A **feature rollout** enables you to safely deliver a new feature to your users by controlling who sees it, and when. Using toggle controls, you can deploy a feature to a percentage of your traffic, or roll the feature back if needed. Optimizely also enables you to use attributes to target your rollout to a certain audience, so that only a subset of users (for example, users in the United States) gets access to the feature. Rollouts and rollbacks take effect immediately without a new code deploy.
#### Advantages of using rollouts
Rollouts help you mitigate risk. Rollouts for new features default to OFF with 0% of traffic allocated. You can adjust the rollout as needed as you iterate on and refine your feature. For example, if you want to be sure that a new feature doesn’t degrade the visitor experience, start by launching the feature to a small percentage of visitors.
Rollouts also let you launch winning variations that you identify through experimentation. For example, if you find a winning variation when running a feature test, use a feature rollout to gradually expose the winning variation to your visitors in a controlled fashion.
#### Bucketing logic and traffic percentages in feature rollouts
Feature rollouts use [bucketing logic](🔗) to evaluate traffic allocation. The logic combines the user ID and a unique rollout ID to compute a deterministic hash that outputs a number between 0 and 10,000. If that number falls within the range specified by the feature rollout’s traffic allocation, the visitor is eligible for the feature.
If you toggle a feature rollout on for a percentage of traffic, then toggle it off, then toggle it back on, the rollout will retain the previously defined traffic percentage. This ensures that you can turn the same features back on for the same percentage of visitors. For example, imagine you roll out a feature to 1% of your site traffic, then learn that the feature is broken. You can turn off the feature, deploy a fix, then turn the feature back on. The same 1% of traffic who saw the broken feature will see the fixed feature.

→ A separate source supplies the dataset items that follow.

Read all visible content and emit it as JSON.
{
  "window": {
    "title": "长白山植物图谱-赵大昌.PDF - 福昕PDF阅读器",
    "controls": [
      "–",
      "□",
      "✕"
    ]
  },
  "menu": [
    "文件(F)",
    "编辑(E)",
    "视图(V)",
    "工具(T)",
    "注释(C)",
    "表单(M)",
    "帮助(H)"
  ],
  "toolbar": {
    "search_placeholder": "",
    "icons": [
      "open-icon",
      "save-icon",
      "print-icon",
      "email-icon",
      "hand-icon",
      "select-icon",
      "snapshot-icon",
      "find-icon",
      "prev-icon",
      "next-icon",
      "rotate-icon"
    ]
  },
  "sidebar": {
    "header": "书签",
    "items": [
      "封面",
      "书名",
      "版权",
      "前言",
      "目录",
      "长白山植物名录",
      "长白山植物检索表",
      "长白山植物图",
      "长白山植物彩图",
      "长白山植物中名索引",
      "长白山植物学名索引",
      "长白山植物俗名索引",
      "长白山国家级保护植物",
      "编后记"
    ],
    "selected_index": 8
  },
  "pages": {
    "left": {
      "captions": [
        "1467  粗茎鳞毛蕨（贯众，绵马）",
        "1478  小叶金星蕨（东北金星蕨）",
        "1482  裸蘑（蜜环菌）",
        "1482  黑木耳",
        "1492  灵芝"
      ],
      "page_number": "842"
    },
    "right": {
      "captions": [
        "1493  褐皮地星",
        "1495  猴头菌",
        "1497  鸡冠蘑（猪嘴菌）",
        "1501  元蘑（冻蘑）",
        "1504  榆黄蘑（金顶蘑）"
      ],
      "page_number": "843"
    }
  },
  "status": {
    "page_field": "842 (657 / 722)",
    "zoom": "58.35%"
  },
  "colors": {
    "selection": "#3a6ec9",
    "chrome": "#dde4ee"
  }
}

See also [Interactions between rollouts and feature tests](🔗) and our support documentation article [Traffic allocation and distribution](🔗).
## Rollout a feature
Note
After defining or changing a rollout, you must click Save to confirm your changes. If you enable a rollout for a non-zero traffic percentage, clicking Save launches the rollout.
To roll out a feature:
Click _Features_ in the left navigation and select a feature. The _Edit Feature_ page appears.

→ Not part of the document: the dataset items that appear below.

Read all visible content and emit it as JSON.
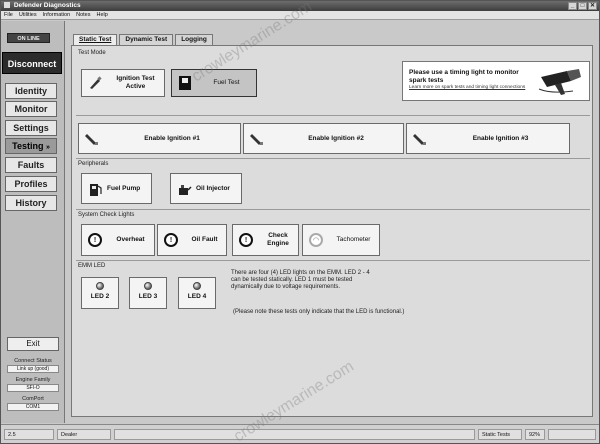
{
  "app": {
    "title": "Defender Diagnostics",
    "window_buttons": [
      "_",
      "□",
      "✕"
    ]
  },
  "menu": [
    "File",
    "Utilities",
    "Information",
    "Notes",
    "Help"
  ],
  "sidebar": {
    "status": "ON LINE",
    "disconnect": "Disconnect",
    "nav": [
      "Identity",
      "Monitor",
      "Settings",
      "Testing",
      "Faults",
      "Profiles",
      "History"
    ],
    "active_nav": "Testing",
    "exit": "Exit",
    "stats": [
      {
        "label": "Connect Status",
        "value": "Link up (good)"
      },
      {
        "label": "Engine Family",
        "value": "SFI-O"
      },
      {
        "label": "ComPort",
        "value": "COM1"
      }
    ]
  },
  "tabs": [
    "Static Test",
    "Dynamic Test",
    "Logging"
  ],
  "active_tab": "Static Test",
  "sections": {
    "test_mode": {
      "label": "Test Mode",
      "buttons": [
        {
          "label": "Ignition Test Active",
          "icon": "spark-plug-icon",
          "pressed": false
        },
        {
          "label": "Fuel Test",
          "icon": "fuel-pump-icon",
          "pressed": true
        }
      ]
    },
    "info": {
      "text": "Please use a timing light to monitor spark tests",
      "link": "Learn more on spark tests and timing light connections",
      "icon": "timing-light-icon"
    },
    "ignition": {
      "buttons": [
        "Enable Ignition #1",
        "Enable Ignition #2",
        "Enable Ignition #3"
      ]
    },
    "peripherals": {
      "label": "Peripherals",
      "buttons": [
        {
          "label": "Fuel Pump",
          "icon": "fuel-pump-icon"
        },
        {
          "label": "Oil Injector",
          "icon": "oil-can-icon"
        }
      ]
    },
    "system_check": {
      "label": "System Check Lights",
      "buttons": [
        {
          "label": "Overheat",
          "icon": "warning-light-icon"
        },
        {
          "label": "Oil Fault",
          "icon": "warning-light-icon"
        },
        {
          "label": "Check Engine",
          "icon": "warning-light-icon"
        },
        {
          "label": "Tachometer",
          "icon": "tachometer-icon"
        }
      ]
    },
    "emm_led": {
      "label": "EMM LED",
      "buttons": [
        "LED 2",
        "LED 3",
        "LED 4"
      ],
      "note_1": "There are four (4) LED lights on the EMM. LED 2 - 4 can be tested statically. LED 1 must be tested dynamically due to voltage requirements.",
      "note_2": "(Please note these tests only indicate that the LED is functional.)"
    }
  },
  "status_bar": {
    "page": "2.5",
    "role": "Dealer",
    "mode": "Static Tests",
    "percent": "92%"
  },
  "watermark": [
    "crowleymarine.com",
    "crowleymarine.com"
  ],
  "colors": {
    "window_bg": "#c9c9c9",
    "panel_bg": "#dcdcdc",
    "disconnect_bg": "#2b2b2b"
  }
}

Under _Rollout_, select an environment from the dropdown.
Toggle _Feature_ to On, and adjust the traffic allocation.
Click Save.

## Target rollouts by audience
Target feature rollouts using your defined [audiences](🔗). You can target more than one audience for a feature rollout. Multiple audiences are combined with the Boolean operator OR.
To target one or more audiences for a rollout:
Navigate to _Features_ and click the feature you want to target by audience.

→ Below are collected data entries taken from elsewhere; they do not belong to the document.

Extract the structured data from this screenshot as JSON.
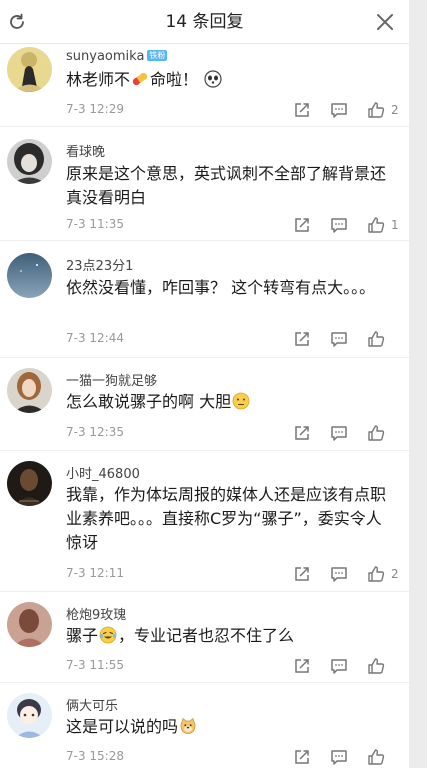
{
  "header": {
    "title": "14 条回复"
  },
  "comments": [
    {
      "user": "sunyaomika",
      "badge": "铁粉",
      "text_a": "林老师不",
      "text_b": "命啦！",
      "time": "7-3 12:29",
      "likes": "2"
    },
    {
      "user": "看球晚",
      "text": "原来是这个意思，英式讽刺不全部了解背景还真没看明白",
      "time": "7-3 11:35",
      "likes": "1"
    },
    {
      "user": "23点23分1",
      "text": "依然没看懂，咋回事？ 这个转弯有点大。。。",
      "time": "7-3 12:44",
      "likes": ""
    },
    {
      "user": "一猫一狗就足够",
      "text": "怎么敢说骡子的啊 大胆",
      "time": "7-3 12:35",
      "likes": ""
    },
    {
      "user": "小时_46800",
      "text": "我靠，作为体坛周报的媒体人还是应该有点职业素养吧。。。直接称C罗为“骡子”，委实令人惊讶",
      "time": "7-3 12:11",
      "likes": "2"
    },
    {
      "user": "枪炮9玫瑰",
      "text_a": "骡子",
      "text_b": "，专业记者也忍不住了么",
      "time": "7-3 11:55",
      "likes": ""
    },
    {
      "user": "俩大可乐",
      "text": "这是可以说的吗",
      "time": "7-3 15:28",
      "likes": ""
    }
  ],
  "colors": {
    "badge": "#59b5f0",
    "pill_red": "#e8413a",
    "pill_yellow": "#f5c33b"
  },
  "icons": [
    "refresh-icon",
    "close-icon",
    "share-icon",
    "comment-icon",
    "thumbs-up-icon",
    "pill-icon",
    "panda-icon",
    "thinking-face-icon",
    "laughing-tears-icon",
    "doge-icon"
  ]
}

In the _Audiences_ section, click the names of the audiences you want to add.
Click _Save_.

## Determine if a rollout is enabled
To determine whether a feature is enabled for a given user, use the `Is Feature Enabled
` method with the feature's key and a user ID. The value this method returns is determined by any tests running on the feature and the rollout. For example, if the feature's rollout setting is on for 50% of users, the method returns `true
` for half of the user IDs and `false
` for the others.
Rollouts are used for launching features, so no impressions are sent and no extra network traffic is generated. To measure the impact of a feature and track metrics on your Results page, create a [feature test](🔗) instead of a rollout.
Note
**Feature rollouts and feature tests operate on the same feature flags, but they have important differences**. Before using a rollout or a test, be sure to read the topic [Interaction between feature rollouts and feature tests](🔗).
## Manage feature rollouts
The Features dashboard gives you a snapshot of what is happening to a feature at a given point in time:
_Active Experiments_: lists all active (running or paused) feature tests for each feature.
_Environment_: lists the available production and staging environments.
_Rollout_: shows the traffic allocation if a rollout is currently running for the feature (or OFF, if the feature is toggled off).
_Created_: date the feature was created
_Modified_: date the feature or rollout was last modified

Once you've removed a feature flag from your code, you can archive it by clicking the Action icon (**…**) and selecting _Archive_.